腐敗處于高發期,這個基本判斷并沒有新意。奇怪的是,人們很少以腐敗的易發多發為前提討論制度設計和政策制定。畢竟,長時間易發多發,最后的結果可能是腐敗的普遍化。這一點是讓人尷尬的。
首先必須要提出的一點是,一起腐敗事件雖然是個別人得了好處,但普遍化的腐敗卻惡化了整個官員群體的生態環境。多少官員倒在了自己打拼出的、對社會發展也有一定益處的政績上,多少官員想安然退休、平穩著陸而不得,又有多少官員在反腐風暴中“中槍”,但內心卻有不甘:出問題的那么多,為什么需要作出犧牲的是我?更具諷刺的是,腐敗形勢越是嚴峻,“官德”的調門唱得越高,這更加劇了官員群體雙重人格的分化,進一步惡化整個社會的道德雙軌(說一套、做一套)。
也就是說,經過多年的腐敗易發多發的積累,簡單的懲治腐敗的邊際效益在銳減。一份查辦案件的成績單,對于民眾來說,并無長遠的實質意義。如何化解龐大的腐敗“存量”,尤其是用什么辦法換得有效制度的建立,已經是一個大問題。在此情況下,反腐敗不是簡單的清算舊賬,而是換得未來的一個砝碼。
更進一步的問題意識在于,我們這個社會會否被腐敗的普遍化“鎖定”?現實有這個苗頭。
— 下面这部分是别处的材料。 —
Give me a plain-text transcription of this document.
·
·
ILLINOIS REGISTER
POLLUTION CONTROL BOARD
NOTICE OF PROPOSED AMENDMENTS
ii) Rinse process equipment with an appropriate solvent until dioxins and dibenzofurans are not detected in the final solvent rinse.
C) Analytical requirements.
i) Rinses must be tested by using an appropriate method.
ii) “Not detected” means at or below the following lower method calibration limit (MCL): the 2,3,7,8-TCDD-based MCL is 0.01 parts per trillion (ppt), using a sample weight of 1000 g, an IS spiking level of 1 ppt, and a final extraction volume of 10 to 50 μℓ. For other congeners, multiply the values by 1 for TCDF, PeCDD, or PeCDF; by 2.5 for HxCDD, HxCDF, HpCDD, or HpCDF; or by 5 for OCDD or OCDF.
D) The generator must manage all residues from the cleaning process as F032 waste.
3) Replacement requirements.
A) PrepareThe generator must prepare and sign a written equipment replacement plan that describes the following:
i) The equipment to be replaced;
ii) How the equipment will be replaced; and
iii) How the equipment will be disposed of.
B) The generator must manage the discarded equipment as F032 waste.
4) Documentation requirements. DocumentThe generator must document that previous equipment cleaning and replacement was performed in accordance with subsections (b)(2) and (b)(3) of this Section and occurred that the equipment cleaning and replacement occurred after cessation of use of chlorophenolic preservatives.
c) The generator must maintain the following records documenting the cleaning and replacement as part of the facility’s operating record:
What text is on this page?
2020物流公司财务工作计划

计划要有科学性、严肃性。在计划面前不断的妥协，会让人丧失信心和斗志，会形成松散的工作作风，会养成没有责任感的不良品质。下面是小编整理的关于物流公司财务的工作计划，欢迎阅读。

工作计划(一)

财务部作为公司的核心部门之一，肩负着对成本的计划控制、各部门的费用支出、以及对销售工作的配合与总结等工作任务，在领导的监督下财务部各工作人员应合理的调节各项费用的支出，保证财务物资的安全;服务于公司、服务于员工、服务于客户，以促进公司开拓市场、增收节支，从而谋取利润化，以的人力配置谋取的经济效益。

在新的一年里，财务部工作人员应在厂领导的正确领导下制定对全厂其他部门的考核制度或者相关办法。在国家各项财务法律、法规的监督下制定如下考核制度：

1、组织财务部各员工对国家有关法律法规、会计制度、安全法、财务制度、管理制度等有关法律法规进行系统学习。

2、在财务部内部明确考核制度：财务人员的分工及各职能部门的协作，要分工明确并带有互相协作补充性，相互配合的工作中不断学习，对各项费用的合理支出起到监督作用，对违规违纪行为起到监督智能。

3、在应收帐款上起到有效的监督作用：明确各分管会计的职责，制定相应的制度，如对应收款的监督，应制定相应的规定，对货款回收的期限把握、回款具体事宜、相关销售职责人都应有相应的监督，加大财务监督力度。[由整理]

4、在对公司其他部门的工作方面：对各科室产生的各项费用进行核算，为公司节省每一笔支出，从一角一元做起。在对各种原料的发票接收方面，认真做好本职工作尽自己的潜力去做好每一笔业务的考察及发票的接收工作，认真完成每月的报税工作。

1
一方面,社會民生和經濟活動越來越多地卷入腐敗的裹挾之中,另一方面,權力的資本化程度日益加深,表現在政商勾結、某些官員的家族生意等等。這為人們用各種概念(權貴資本主義、管家資本主義等)定型當下社會,提供了豐富的佐證。
我們都在與腐敗這個“癌細胞”賽跑。